LLM Teacher-Student Framework for Text Classification With No Manually Annotated Data: A Case Study in IPTC News Topic Classification
Taja Kuzman, Nikola Ljubešić
TL;DR
This work tackles multilingual IPTC news topic classification without manual labeling by employing a GPT-based teacher to automatically annotate a large multilingual corpus, then fine-tuning a smaller XLM-RoBERTa model on this GPT-labeled data. The EMMediaTopic dataset (Ca, Hr, El, Sl) and a high-performing multilingual classifier are released, enabling open access to a practical IPTC topic classifier across 100 languages via the XLM-RoBERTa backbone. The study demonstrates strong teacher performance comparable to human annotators, substantial data-efficiency for the student model (with near-teacher results at 15k labeled examples), and robust zero-shot cross-lingual capabilities. These findings support scalable, multilingual news topic classification with reduced manual annotation costs, while highlighting limitations and avenues for future improvements such as multi-label and deeper IPTC level classifications.
Abstract
With the ever-increasing number of news stories available online, classifying them by topic, regardless of the language they are written in, has become crucial for enhancing readers' access to relevant content.
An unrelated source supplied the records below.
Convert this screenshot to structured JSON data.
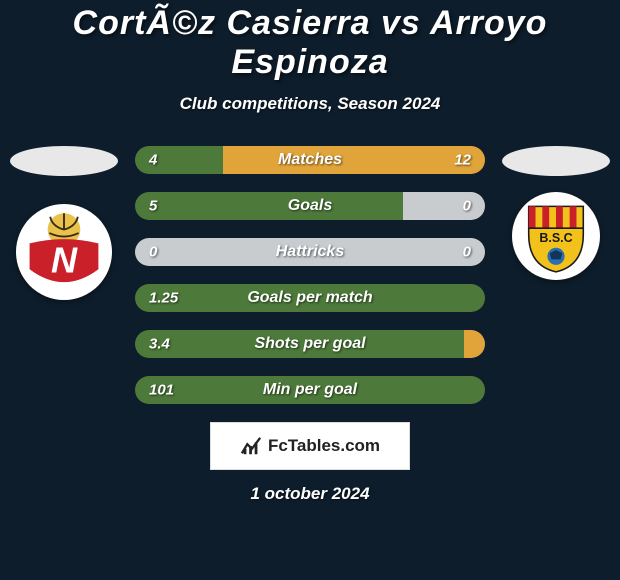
{
  "background_color": "#0e1d2b",
  "text_color": "#ffffff",
  "title": "CortÃ©z Casierra vs Arroyo Espinoza",
  "subtitle": "Club competitions, Season 2024",
  "date": "1 october 2024",
  "ellipse_color": "#e8e8e8",
  "logo_box_bg": "#ffffff",
  "logo_text": "FcTables.com",
  "left_crest": {
    "bg": "#ffffff",
    "ball_color": "#e8c34b",
    "banner_color": "#c9202a",
    "letter": "N",
    "letter_color": "#ffffff"
  },
  "right_crest": {
    "bg": "#ffffff",
    "shield_top_stripes": [
      "#c9202a",
      "#f3c21a"
    ],
    "shield_bottom": "#f3c21a",
    "text": "B.S.C",
    "ball_color": "#2a6fb0"
  },
  "bar_colors": {
    "left": "#4d7a3a",
    "right": "#e0a43a",
    "empty": "#c8cccf"
  },
  "stats": [
    {
      "label": "Matches",
      "left_val": "4",
      "right_val": "12",
      "left_pct": 25,
      "right_pct": 75
    },
    {
      "label": "Goals",
      "left_val": "5",
      "right_val": "0",
      "left_pct": 76.5,
      "right_pct": 0,
      "empty_pct": 23.5
    },
    {
      "label": "Hattricks",
      "left_val": "0",
      "right_val": "0",
      "left_pct": 0,
      "right_pct": 0,
      "empty_pct": 100
    },
    {
      "label": "Goals per match",
      "left_val": "1.25",
      "right_val": "",
      "left_pct": 100,
      "right_pct": 0
    },
    {
      "label": "Shots per goal",
      "left_val": "3.4",
      "right_val": "",
      "left_pct": 94,
      "right_pct": 6
    },
    {
      "label": "Min per goal",
      "left_val": "101",
      "right_val": "",
      "left_pct": 100,
      "right_pct": 0
    }
  ]
}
To address this challenge, we propose a teacher-student framework based on large language models (LLMs) for developing multilingual news topic classification models of reasonable size with no need for manual data annotation. The framework employs a Generative Pretrained Transformer (GPT) model as the teacher model to develop a news topic training dataset through automatic annotation of 20,000 news articles in Slovenian, Croatian, Greek, and Catalan. Articles are classified into 17 main categories from the Media Topic schema, developed by the International Press Telecommunications Council (IPTC). The teacher model exhibits high zero-shot performance in all four languages. Its agreement with human annotators is comparable to that between the human annotators themselves. To mitigate the computational limitations associated with the requirement of processing millions of texts daily, smaller BERT-like student models are fine-tuned on the GPT-annotated dataset. These student models achieve high performance comparable to the teacher model. Furthermore, we explore the impact of the training data size on the performance of the student models and investigate their monolingual, multilingual, and zero-shot cross-lingual capabilities. The findings indicate that student models can achieve high performance with a relatively small number of training instances, and demonstrate strong zero-shot cross-lingual abilities. Finally, we publish the best-performing news topic classifier, enabling multilingual classification with the top-level categories of the IPTC Media Topic schema.